We also received a paper-cutting lesson by a third Professor. Chinese paper-cutting is recognized by UNESCO as an intangible cultural heritage of humankind. I confess I wasn’t keen on paper-cutting, a very finger stressing activity. But somehow the Chinese have the ability to make everything look interesting. This happened when the Professor mentioned that paper-cutting is actually linked to Taoism and its praise of emptiness. The empty parts, the ones that have been cut off, are the ones that give life to the piece of paper. She made me recall what is written in the Dao De Jing, a classical text of Taoism:

Thirty spokes are joined in the wheel’s hub.

The hole in the middle makes it useful.

Mold clay into a bowl.

The empty space makes it useful.

Cut out doors and windows for the house.

The holes make it useful.

Therefore, the value comes from what is there,

But the use comes from what is not there.

Tell me then, how can nowadays Chinese be described as money-oriented and shallow, if even when a Chinese does something seemingly trivial as paper-cutting he is actually engaging in Taoist thought, not to mention a form of art?

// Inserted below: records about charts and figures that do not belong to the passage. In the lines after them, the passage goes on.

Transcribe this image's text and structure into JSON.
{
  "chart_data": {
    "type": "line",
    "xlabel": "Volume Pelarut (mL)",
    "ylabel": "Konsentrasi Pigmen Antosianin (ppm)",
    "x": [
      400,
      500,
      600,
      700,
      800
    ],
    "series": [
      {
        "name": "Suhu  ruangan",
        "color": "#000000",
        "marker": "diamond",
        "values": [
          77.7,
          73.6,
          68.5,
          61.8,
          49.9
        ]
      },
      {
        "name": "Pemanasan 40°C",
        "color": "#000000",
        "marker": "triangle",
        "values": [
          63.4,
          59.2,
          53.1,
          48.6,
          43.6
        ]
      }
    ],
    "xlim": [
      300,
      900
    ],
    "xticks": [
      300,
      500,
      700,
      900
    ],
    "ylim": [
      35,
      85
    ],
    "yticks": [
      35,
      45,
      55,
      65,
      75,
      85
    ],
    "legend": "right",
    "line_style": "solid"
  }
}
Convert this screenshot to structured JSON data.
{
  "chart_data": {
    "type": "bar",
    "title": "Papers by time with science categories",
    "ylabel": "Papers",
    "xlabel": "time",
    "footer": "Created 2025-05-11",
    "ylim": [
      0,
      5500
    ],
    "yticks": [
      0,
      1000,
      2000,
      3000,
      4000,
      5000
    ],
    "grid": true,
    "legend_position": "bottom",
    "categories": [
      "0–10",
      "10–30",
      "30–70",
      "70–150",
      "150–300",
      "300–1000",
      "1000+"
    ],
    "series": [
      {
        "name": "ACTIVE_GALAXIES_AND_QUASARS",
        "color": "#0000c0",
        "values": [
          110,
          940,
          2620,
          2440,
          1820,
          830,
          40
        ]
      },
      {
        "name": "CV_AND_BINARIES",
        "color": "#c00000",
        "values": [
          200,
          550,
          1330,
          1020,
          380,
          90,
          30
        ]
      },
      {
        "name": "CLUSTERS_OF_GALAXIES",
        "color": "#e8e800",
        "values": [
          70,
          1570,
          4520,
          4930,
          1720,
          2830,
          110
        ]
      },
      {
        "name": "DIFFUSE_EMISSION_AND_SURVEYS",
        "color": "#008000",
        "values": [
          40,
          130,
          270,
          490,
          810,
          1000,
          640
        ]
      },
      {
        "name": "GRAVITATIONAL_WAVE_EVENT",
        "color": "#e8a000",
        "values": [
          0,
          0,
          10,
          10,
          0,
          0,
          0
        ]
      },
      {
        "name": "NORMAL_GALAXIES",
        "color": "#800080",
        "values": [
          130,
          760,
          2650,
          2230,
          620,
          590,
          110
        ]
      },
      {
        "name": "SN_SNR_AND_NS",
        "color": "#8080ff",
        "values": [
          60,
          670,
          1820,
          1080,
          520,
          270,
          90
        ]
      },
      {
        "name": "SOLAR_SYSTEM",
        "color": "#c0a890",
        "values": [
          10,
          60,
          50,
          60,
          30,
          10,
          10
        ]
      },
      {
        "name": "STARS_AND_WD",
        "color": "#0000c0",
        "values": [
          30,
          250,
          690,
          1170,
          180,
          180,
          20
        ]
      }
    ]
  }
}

In a hutong we met a lady who could paint inside snuff bottles, a traditional Chinese art. Hutong? Did you not read in Western newspapers that the hutong had all been demolished and replaced by tall buildings and that the few ones left were just a fake and a joke? Well, at least some hutong survived in all their sweet confusion, its fusion of vegetables and furniture piled on winding pathways, its old people in shabby clothes sitting on their ankles and waving a fan. And some of those money-oriented and shallow Chinese are still there wasting their time painting infinity inside a tiny snuff bottle. The lady invited us to do the same. I have no words to explain the degree of difficulty of painting inside snuff bottles! It is impossible. But, like writing poems on a grain of rice, the Chinese keep on doing the impossible with those magical hands and fingers Nature seems to have given but to them.

Meetings were arranged even to talk with the imam of Yingning Najiahu Mosque in Ningxia. We were also interviewed by the students of Ningxia University. The students, as it is expected nowadays, were mainly interested in business issues. But they also wanted to learn our opinion on issues like the teaching of mathematics and the arts in our countries. Chinese youth is very impressive indeed. They are great learners and highly capable. I must add that our very young guides and interpreters mastered English, a language as exotic for them as Chinese is for us, to an awe-inspiring degree, and were extremely competent and friendly.

I am deeply thankful, not only for all the wonderful travel we did in Beijing and Ningxia province, but also for the opportunity of actually engaging in conversation with Chinese people and listen to their words.

About the author

Cláudia Ribeiro 轲龙, PhD in History and Philosophy of Sciences (University of Lisbon), studied Chinese Language and Culture in Beijing (BFSU) and briefly in Taiwan (NCCU). She translated several classical Chinese texts into Portuguese. She is also the author of a book about her life and travels in China. She has been teaching Mandarin to Portuguese students and Portuguese to Chinese. In September 2015 she was one of the winners of a trip to China (2016) as a result of her submission to the China Unlimited competition, sponsored by the Mission of China to the EU and Atlas International Culture.